Athanassios Panagiotopoulos, the Susan Dod Brown Professor of Chemical and Biological Engineering and chair of the department, highlights developments in bioengineering and materials science, and new efforts to optimize the learning environment for students.
This is the second in a monthly series of updates from chairs and center directors on news and innovations in their departments.
Q. What's new in the culture of chemical and biological engineering? How is Princeton situated and how do you plan to build on what's here?
A. Our approach is straightforward but effective. The first step is to identify key areas in the field where there is both need and opportunity. The second step is to hire talented investigators to work in those areas and provide them with every available resource. In this way, we honor the profound history of the department by investing in the people who will carry that history forward for decades to come.
One of these key areas is bioengineering, which has become a major focal point for the University. While several departments and centers are involved in this domain, CBE plays a key role — we are the nucleus, if you will — in this field. We have groups working in a wide range of length scales, from precision antibiotics to tissue formation and development and much more in between. Activity in these areas continues to balloon in scope. This year, for example, we will have the department's first Howard Hughes Medical Institute (HHMI) Investigator in Cliff Brangwynne, who studies the structure and self-assembly of living biological materials. The appointment to HHMI is a great honor for Cliff and an exceptional opportunity for growth of research in this area.
Catalysis is another of these key areas. Generally speaking, catalysis is crucial in the drive to make industrial processes more efficient, and therefore cheaper and more sustainable. The need for these processes will only grow in the coming decades, so improving catalysis and extending its reach will become more important than ever before. In addition to the strong representation we have had in this domain going back decades, we are redoubling that strength with a new faculty member in Michele Sarazen, who works with plentiful substances to engineer a safer, cleaner world.
Finally, a large fraction of our current research program investigates the characterization and synthesis of complex materials. More than a third of our faculty work in this domain. But still, last year we hired two faculty members (Pierre-Thomas Brun and Sujit Datta) whose work touches on new aspects of materials science and engineering. Our advantage is in the combination of cutting-edge theory and novel experimentation, so that future materials continue to improve the quality of human life.
Work from each of these three areas feeds back into the others and creates the kind of close-knit community of scholarship that defines this department. It's worth mentioning that the Princeton model allows us to do all of this — to continue investing in people who want to push boundaries — despite the challenges posed by the current environment for research funding.
Q. There is so much interesting research that I know it is impossible to cover it all. But are there a few additional areas that you would like to highlight? Any notable collaborations with colleagues in other departments?
A. It's true! There are too many to name. But I can point to a few more, in addition to those mentioned in my response to the previous question.
More than a third of our faculty have projects in the Princeton Center for Complex Materials (PCCM), funded by the National Science Foundation (NSF). The center has received continuous funding from NSF for more than two decades.
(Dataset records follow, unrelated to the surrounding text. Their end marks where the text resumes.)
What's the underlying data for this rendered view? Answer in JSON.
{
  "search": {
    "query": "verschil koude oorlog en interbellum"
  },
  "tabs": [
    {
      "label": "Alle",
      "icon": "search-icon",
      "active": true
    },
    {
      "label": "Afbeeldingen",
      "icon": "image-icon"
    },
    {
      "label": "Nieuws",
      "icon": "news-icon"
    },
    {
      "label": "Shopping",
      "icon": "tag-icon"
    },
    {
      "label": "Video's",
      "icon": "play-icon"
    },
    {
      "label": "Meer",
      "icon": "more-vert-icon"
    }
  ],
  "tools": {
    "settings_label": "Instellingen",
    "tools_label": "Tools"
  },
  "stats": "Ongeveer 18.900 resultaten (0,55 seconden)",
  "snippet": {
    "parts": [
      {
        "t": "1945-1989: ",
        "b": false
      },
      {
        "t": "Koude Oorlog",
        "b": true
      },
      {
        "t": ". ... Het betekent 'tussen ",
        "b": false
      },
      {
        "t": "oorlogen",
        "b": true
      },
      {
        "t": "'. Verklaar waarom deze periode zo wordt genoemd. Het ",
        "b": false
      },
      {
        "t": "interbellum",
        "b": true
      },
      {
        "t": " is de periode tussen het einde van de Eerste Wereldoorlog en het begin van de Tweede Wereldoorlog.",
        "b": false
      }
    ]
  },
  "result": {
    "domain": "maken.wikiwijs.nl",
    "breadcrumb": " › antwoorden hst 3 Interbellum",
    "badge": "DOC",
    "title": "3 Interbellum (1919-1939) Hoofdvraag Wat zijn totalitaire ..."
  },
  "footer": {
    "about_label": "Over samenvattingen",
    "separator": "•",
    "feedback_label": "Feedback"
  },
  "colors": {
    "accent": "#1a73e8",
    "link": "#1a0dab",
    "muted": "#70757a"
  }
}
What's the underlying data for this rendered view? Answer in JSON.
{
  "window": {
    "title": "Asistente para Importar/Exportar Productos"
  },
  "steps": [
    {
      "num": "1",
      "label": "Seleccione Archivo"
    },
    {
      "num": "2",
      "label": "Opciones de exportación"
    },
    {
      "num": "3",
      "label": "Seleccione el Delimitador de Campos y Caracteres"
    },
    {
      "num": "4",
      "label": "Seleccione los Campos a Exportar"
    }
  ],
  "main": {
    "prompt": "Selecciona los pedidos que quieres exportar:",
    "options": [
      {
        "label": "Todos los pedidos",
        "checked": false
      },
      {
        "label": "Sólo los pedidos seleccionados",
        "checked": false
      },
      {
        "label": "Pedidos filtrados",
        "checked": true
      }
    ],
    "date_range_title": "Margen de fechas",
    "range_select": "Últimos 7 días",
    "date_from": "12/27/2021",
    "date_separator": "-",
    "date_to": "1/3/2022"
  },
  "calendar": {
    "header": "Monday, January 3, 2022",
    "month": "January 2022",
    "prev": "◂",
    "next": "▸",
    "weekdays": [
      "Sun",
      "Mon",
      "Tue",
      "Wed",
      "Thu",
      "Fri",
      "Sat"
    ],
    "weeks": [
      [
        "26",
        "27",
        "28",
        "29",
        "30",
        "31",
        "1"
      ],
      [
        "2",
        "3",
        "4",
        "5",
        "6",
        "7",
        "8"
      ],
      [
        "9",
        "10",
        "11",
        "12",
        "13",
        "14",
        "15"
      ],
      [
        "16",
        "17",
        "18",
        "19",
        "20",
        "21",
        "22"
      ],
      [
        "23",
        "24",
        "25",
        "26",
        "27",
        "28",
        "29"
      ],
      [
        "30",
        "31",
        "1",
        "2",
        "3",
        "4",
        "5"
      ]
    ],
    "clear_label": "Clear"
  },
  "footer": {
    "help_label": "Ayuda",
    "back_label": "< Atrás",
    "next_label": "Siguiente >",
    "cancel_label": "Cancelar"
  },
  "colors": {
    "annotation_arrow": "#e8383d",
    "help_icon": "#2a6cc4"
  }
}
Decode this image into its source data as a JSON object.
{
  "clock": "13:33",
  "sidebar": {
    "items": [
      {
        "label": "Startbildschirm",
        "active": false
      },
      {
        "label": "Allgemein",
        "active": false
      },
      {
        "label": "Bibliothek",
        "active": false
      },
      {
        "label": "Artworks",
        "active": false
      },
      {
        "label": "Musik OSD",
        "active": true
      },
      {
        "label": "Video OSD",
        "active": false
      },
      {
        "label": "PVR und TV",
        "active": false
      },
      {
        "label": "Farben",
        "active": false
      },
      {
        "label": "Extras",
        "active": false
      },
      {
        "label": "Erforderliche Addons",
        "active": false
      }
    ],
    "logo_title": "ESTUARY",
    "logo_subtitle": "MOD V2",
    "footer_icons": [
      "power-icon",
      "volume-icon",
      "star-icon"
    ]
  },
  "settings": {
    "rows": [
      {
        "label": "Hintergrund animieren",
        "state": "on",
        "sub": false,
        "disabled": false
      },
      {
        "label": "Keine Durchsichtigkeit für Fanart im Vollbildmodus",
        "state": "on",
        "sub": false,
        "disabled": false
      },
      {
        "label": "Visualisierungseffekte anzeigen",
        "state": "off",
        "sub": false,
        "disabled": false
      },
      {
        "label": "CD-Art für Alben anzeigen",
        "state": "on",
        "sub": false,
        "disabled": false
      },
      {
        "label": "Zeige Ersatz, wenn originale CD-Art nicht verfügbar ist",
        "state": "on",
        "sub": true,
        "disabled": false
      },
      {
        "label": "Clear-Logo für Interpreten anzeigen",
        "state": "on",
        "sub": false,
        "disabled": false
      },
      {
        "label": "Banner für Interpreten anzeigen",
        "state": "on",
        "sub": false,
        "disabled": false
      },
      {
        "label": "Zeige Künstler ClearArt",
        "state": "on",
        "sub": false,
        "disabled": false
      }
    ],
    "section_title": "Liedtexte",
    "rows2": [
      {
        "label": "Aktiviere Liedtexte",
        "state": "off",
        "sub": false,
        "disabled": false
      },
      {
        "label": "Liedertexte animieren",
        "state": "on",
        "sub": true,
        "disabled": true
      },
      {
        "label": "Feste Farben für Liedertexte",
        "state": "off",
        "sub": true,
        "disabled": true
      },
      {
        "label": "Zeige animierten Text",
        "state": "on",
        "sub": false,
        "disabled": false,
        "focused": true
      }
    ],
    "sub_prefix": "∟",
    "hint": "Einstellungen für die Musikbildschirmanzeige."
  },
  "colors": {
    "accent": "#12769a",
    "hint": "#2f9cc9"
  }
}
One of the three current interdisciplinary research groups in PCCM is co-led by Rod Priestley and focuses on structure and dynamics in confined polymers. Right now, we also have several “seed” groups underway exploring new problems. A noteworthy new seed group, “Harnessing the Rules of Life to Enable Bio-inspired Soft Materials,” includes many principal investigators from this department, as well as collaborators from mechanical and aerospace engineering and molecular biology.
Aside from that, two new Focused Research Teams were announced recently. One will investigate next-generation "precision" antibiotics, which will be innocuous to healthy microbiomes and work to slow the emergence of resistance. The other will investigate the engineering of synthetic organelles to optimize the ability of living cells to carry out specific biomolecular reactions. The teams are funded by the School of Engineering and Applied Science and feature faculty from three departments, including four investigators from CBE.
Q. How has teaching changed for chemical and biological engineering? Do you have plans for new courses or other initiatives?
A. In fact, yes, we have a new course that we are introducing this spring. This course, CBE 199, taught by departmental representative Jamie Link, will have as its target audience first-year students who are curious about chemical and biological engineering but who do not have a clear idea of what we do or how we do it. Students will get an introduction to the field, broadly, and preview advanced coursework. While the departmental curriculum is challenging, and the concepts explored always complex, the impacts of this field affect a vast portion of modern life, from the grand challenges of making the planet livable right down to the basics of our daily routines.
More generally, regarding instruction, we are constantly evaluating the success of teaching and learning in this department. Over the past couple of years we have shifted toward models that are more active and that seek to optimize the learning environment. Studies show that students perform better when they are more engaged during class time, so we've worked to have them spend less time in a traditional lecture and more time asking questions, solving problems and interacting with the instructor, with the assistants in instruction and with each other. We are particularly excited to have Nancy Lape, the Kenan Visiting Professor for Distinguished Teaching, teach the core Separations course to juniors using active learning techniques.